When The Pew Charitable Trusts, one of the largest non-profit think tanks in the country, launched its retirement savings project in 2014, a primary function of the initiative focused on workplace retirement plan fees.
Now Pew has launched a lean, online fee-comparison tool intended to raise awareness among investors and policy makers of the impact high fees can have on retirement security.
Awareness of the correlation is in short supply, according to Pew's research, which has explored employer and participant awareness of investment and administrative fees in retirement plans.
“We need greater awareness of fees and their affect on retirement savings,” said John Scott, director of retirement savings at Pew, in a webinar rollout of the new online tool.
Research released by the project earlier this year showed one-third of plan participants knew nothing of the fees paid through their workplace retirement plan. Two-thirds of participants had not read fee disclosure forms. And 81 percent of small and mid-sized plan sponsors admitted to not having a good grasp of the fees charged on the plans they sponsor.

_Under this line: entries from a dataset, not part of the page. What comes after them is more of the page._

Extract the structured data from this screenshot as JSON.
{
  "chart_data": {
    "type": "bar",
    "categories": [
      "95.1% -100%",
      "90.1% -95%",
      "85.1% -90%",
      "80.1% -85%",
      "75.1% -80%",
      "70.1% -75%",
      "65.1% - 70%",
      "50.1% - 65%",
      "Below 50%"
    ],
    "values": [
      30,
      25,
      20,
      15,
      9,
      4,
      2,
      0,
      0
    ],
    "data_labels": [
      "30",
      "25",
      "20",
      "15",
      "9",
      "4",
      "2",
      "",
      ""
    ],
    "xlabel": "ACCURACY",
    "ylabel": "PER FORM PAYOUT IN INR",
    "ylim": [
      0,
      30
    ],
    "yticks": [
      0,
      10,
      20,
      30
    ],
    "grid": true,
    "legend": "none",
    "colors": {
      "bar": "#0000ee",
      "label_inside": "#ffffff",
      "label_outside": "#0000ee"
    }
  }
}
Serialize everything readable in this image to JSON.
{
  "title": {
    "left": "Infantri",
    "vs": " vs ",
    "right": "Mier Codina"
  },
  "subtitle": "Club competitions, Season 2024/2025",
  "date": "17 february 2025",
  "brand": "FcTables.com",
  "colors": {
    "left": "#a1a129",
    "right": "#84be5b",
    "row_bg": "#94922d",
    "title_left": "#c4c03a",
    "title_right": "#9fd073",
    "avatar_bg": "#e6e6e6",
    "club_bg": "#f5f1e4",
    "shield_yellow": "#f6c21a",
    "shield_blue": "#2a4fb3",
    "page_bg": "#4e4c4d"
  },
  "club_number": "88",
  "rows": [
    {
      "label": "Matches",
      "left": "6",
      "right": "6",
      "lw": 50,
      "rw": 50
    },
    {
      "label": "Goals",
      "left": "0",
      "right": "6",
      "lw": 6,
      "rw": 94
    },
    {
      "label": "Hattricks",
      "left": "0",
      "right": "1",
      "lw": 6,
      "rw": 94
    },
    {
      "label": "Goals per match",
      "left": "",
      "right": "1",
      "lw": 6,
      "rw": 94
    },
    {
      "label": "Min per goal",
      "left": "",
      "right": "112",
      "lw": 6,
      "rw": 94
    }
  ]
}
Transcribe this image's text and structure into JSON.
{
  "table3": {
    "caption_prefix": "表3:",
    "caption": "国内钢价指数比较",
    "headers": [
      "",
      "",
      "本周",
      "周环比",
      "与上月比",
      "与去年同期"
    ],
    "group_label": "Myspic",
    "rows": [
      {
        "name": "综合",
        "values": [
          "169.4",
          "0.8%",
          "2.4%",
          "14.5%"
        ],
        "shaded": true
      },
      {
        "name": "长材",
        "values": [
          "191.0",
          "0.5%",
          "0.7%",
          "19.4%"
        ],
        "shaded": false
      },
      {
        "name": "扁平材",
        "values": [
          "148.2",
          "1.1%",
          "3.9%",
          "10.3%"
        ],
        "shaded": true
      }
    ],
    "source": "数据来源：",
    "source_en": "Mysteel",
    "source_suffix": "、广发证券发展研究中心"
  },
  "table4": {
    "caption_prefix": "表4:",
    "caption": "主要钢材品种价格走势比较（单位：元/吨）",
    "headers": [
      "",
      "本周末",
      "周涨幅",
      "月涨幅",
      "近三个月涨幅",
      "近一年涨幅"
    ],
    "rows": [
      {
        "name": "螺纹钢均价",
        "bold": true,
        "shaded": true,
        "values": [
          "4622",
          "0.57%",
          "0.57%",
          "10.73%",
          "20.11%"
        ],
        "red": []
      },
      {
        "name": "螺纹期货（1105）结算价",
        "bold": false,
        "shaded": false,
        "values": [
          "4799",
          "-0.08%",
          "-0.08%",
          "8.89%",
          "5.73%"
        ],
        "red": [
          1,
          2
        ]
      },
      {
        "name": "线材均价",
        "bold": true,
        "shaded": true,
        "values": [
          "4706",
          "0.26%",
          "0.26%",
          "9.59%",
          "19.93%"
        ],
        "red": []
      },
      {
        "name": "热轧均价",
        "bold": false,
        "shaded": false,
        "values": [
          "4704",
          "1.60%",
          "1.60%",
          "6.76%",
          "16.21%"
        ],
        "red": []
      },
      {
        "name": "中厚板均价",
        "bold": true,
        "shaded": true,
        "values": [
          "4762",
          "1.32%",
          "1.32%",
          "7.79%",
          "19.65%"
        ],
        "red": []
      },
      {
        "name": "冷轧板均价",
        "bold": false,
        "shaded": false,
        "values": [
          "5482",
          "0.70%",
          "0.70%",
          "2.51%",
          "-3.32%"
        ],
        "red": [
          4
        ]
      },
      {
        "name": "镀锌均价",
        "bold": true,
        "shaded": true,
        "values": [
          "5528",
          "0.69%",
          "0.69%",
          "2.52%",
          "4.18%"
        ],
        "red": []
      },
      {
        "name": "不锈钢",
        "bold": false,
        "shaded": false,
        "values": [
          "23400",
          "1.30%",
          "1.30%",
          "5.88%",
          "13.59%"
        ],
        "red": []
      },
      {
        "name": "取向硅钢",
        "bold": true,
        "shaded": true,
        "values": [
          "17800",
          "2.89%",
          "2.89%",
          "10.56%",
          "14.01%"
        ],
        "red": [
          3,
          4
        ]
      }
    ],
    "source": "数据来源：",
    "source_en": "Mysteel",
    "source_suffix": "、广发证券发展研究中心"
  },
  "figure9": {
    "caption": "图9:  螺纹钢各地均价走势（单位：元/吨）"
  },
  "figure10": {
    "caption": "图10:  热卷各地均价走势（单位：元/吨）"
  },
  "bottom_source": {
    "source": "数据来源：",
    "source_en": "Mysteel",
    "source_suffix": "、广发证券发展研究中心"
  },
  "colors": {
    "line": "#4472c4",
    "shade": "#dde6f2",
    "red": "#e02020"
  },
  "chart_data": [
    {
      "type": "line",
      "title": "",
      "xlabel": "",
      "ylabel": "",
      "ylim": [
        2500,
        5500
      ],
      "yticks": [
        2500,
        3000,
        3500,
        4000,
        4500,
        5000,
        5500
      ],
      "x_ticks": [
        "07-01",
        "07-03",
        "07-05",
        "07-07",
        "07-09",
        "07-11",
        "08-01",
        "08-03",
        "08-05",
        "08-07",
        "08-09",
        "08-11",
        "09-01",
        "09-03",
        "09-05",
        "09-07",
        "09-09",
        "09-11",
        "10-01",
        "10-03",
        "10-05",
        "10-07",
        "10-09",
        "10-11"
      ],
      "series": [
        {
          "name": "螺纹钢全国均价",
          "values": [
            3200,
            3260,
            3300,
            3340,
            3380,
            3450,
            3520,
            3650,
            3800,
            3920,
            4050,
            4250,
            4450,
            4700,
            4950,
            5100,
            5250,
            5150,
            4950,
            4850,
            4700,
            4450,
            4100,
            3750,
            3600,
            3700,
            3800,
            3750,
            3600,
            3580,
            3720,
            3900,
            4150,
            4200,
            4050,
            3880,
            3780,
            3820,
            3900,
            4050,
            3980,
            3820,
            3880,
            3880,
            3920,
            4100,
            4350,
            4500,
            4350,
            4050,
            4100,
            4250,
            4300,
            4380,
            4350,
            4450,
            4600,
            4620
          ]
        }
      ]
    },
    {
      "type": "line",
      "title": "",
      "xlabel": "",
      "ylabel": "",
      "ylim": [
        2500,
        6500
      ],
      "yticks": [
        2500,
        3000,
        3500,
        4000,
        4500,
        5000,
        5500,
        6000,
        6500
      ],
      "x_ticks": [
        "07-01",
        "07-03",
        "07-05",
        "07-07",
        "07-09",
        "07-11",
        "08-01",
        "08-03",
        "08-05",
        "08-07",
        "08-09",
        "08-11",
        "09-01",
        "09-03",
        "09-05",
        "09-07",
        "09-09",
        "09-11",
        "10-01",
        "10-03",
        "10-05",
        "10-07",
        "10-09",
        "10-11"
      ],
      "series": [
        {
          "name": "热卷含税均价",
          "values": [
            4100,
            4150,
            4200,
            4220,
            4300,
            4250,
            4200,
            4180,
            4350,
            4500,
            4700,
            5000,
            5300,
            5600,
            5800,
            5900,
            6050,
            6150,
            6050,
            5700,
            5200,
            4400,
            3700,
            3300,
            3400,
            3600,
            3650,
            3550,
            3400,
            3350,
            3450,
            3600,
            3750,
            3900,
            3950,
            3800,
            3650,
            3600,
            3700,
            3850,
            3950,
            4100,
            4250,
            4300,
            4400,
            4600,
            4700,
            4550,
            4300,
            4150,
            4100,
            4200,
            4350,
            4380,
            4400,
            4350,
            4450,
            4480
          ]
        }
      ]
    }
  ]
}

“We want to make the point that there is a lot of awareness and education that needs to go on around retirement accounts,” Scott said during the presentation.
Retirement savings calculators are a staple among plan service provider platforms. Retail robo-advisors have also used online tools to underscore the potential savings when using passively invested funds over actively managed funds.
But the emergence of a comparative fee tool from a think tank may represent a threshold-crossing within the larger fee debate. That debate has seen a new body of case law in the past decade, emerged as a focus of the Labor Department and Securities and Exchange Commission, and set off a race-to-the-bottom pricing war among the nation's largest fund managers.
Pew's tool is designed for simplicity. Three scenario options—one for the early investor, one for an investor prepping to retire, and a tool that allows an individual to compare their plan fees to the calculator's benchmark fees—highlight how fees can drive dramatic difference in retirement outcomes.
In the early investor scenario, two millennials making $60,000 a year save 7 percent of pay every two weeks. One chooses a fund with an annual return of 6 percent that charges 205 basis points. Another chooses a fund with the same return, but charges just 5 basis points.
After 40 years, the lower fee account is worth more than $749,000, while the expensive investment has earned just 443,500.
The higher fee fund would have to earn 33 percent more annually to make of the savings lost to fees, an unlikely scenario, noted Scott.
“The savings in fees can be thought of as several years of delaying Social Security claims, or several years of additional work,” said Scott.
Young workers are the least likely to be aware of plan fees, Pew's research shows.
“The effect of compounding of fees over time can make a huge difference for younger workers,” noted Scott, who said education and awareness initiatives stand to have the most impact on those workers with the most time to save.